David turned and saw Mercy on the other side, shining the torch through the opening before the stone dropped again.

  When it rose again, he put out his arms in a gesture he hoped communicated his readiness to catch her. It was well he did, for as soon as the stone reached its zenith, the light from the torch shook and a bundle of fabric flew through the space. David felt the weight of Mercy’s body thump into his chest and her arms wrap around his neck. He cradled her in his arms and found the burden scarcely twenty pounds more than Bethany, despite Mercy’s taller stature.

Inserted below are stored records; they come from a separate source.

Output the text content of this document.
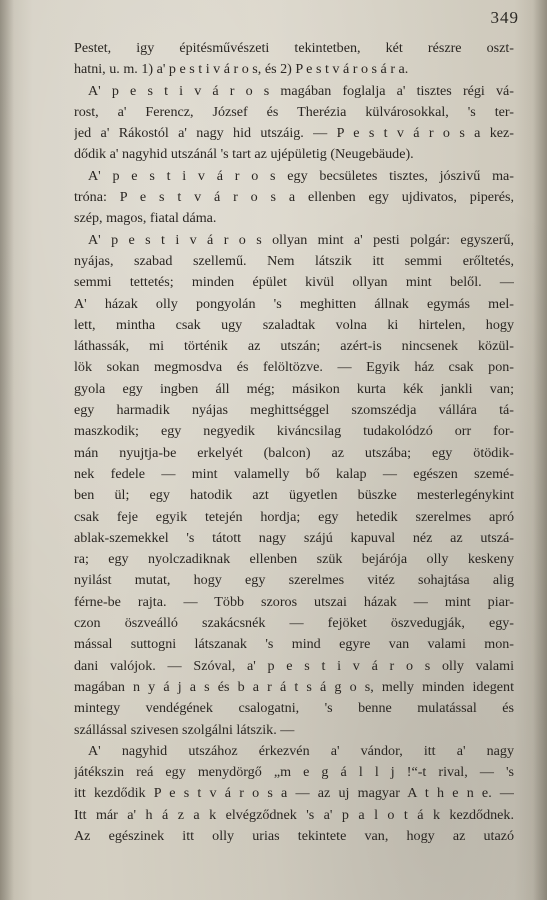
349
Pestet, igy épitésművészeti tekintetben, két részre oszt-
hatni, u. m. 1) a' p e s t i v á r o s, és 2) P e s t v á r o s á r a.
A' p e s t i v á r o s magában foglalja a' tisztes régi vá-
rost, a' Ferencz, József és Therézia külvárosokkal, 's ter-
jed a' Rákostól a' nagy hid utszáig. — P e s t v á r o s a kez-
dődik a' nagyhid utszánál 's tart az ujépületig (Neugebäude).
A' p e s t i v á r o s egy becsületes tisztes, jószivű ma-
tróna: P e s t v á r o s a ellenben egy ujdivatos, piperés,
szép, magos, fiatal dáma.
A' p e s t i v á r o s ollyan mint a' pesti polgár: egyszerű,
nyájas, szabad szellemű. Nem látszik itt semmi erőltetés,
semmi tettetés; minden épület kivül ollyan mint belől. —
A' házak olly pongyolán 's meghitten állnak egymás mel-
lett, mintha csak ugy szaladtak volna ki hirtelen, hogy
láthassák, mi történik az utszán; azért-is nincsenek közül-
lök sokan megmosdva és felöltözve. — Egyik ház csak pon-
gyola egy ingben áll még; másikon kurta kék jankli van;
egy harmadik nyájas meghittséggel szomszédja vállára tá-
maszkodik; egy negyedik kiváncsilag tudakolódzó orr for-
mán nyujtja-be erkelyét (balcon) az utszába; egy ötödik-
nek fedele — mint valamelly bő kalap — egészen szemé-
ben ül; egy hatodik azt ügyetlen büszke mesterlegénykint
csak feje egyik tetején hordja; egy hetedik szerelmes apró
ablak-szemekkel 's tátott nagy szájú kapuval néz az utszá-
ra; egy nyolczadiknak ellenben szük bejárója olly keskeny
nyilást mutat, hogy egy szerelmes vitéz sohajtása alig
férne-be rajta. — Több szoros utszai házak — mint piar-
czon öszveálló szakácsnék — fejöket öszvedugják, egy-
mással suttogni látszanak 's mind egyre van valami mon-
dani valójok. — Szóval, a' p e s t i v á r o s olly valami
magában n y á j a s és b a r á t s á g o s, melly minden idegent
mintegy vendégének csalogatni, 's benne mulatással és
szállással szivesen szolgálni látszik. —
A' nagyhid utszához érkezvén a' vándor, itt a' nagy
játékszin reá egy menydörgő „m e g á l l j !“-t rival, — 's
itt kezdődik P e s t v á r o s a — az uj magyar A t h e n e. —
Itt már a' h á z a k elvégződnek 's a' p a l o t á k kezdődnek.
Az egészinek itt olly urias tekintete van, hogy az utazó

Three clangs of the bells later, the stones stopped moving and the passage sealed shut.

  “David, you can put me down now.” Mercy said in a whisper from beside his ear.

  “Do I have to?”

  “Yes.”

  David sighed dramatically as he lowered Mercy to the ground.

  “Probably for the best,” He said once her feet rested on solid stone. “My back was about to give out.”

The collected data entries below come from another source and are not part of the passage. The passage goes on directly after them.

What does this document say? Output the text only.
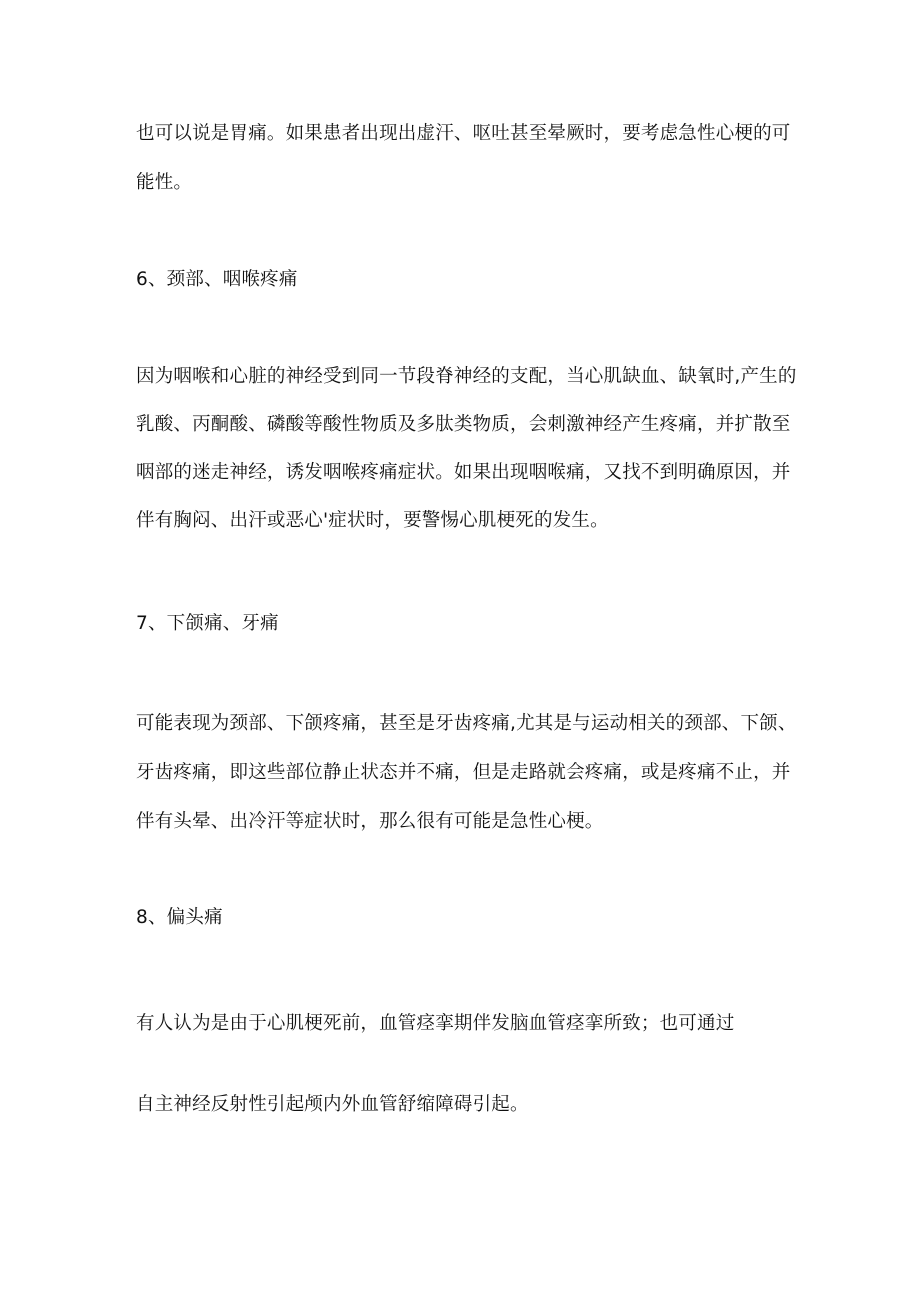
也可以说是胃痛。如果患者出现出虚汗、呕吐甚至晕厥时，要考虑急性心梗的可
能性。
6、颈部、咽喉疼痛
因为咽喉和心脏的神经受到同一节段脊神经的支配，当心肌缺血、缺氧时,产生的
乳酸、丙酮酸、磷酸等酸性物质及多肽类物质，会刺激神经产生疼痛，并扩散至
咽部的迷走神经，诱发咽喉疼痛症状。如果出现咽喉痛，又找不到明确原因，并
伴有胸闷、出汗或恶心'症状时，要警惕心肌梗死的发生。
7、下颌痛、牙痛
可能表现为颈部、下颌疼痛，甚至是牙齿疼痛,尤其是与运动相关的颈部、下颌、
牙齿疼痛，即这些部位静止状态并不痛，但是走路就会疼痛，或是疼痛不止，并
伴有头晕、出冷汗等症状时，那么很有可能是急性心梗。
8、偏头痛
有人认为是由于心肌梗死前，血管痉挛期伴发脑血管痉挛所致；也可通过
自主神经反射性引起颅内外血管舒缩障碍引起。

  Mercy gasped. “Rude!” She said and slapped his arm. David chuckled as he took the torch from her and pointed it down the stairway, which wound around in a circular descent.

  He started down the stairway and heard Mercy following close behind. He did his best to split the light of the torch between the two of them so that both could see where they trod. After about twenty to thirty steps, the stairs came to an end beside a long narrow tunnel about ten feet high. Its sides glimmered in odd ways as they caught the light from the torch and threw it back. David illuminated one wall with his torch. It looked gilded as though someone had plated it with polished silver, though it shown in different colors along different levels of the wall. He lengthened the light down the side of the passage and saw that the metallic surface continued as far as he could see. He ran his hand along the wall. But for a few bubbles here and there that pocked its surface, the wall felt smooth as glass. He took a step and almost tripped on the uneven floor. Shining his light down, he saw why. The floor rippled, though, not in a jagged way. It looked like the surface of a pond frozen in time after someone tossed a rock into its center. He tapped a foot down and felt solid rock, his leg jarring with every impact. He looked up at Mercy with a puzzled face. She stood a few feet away, her outline clear in the darkness.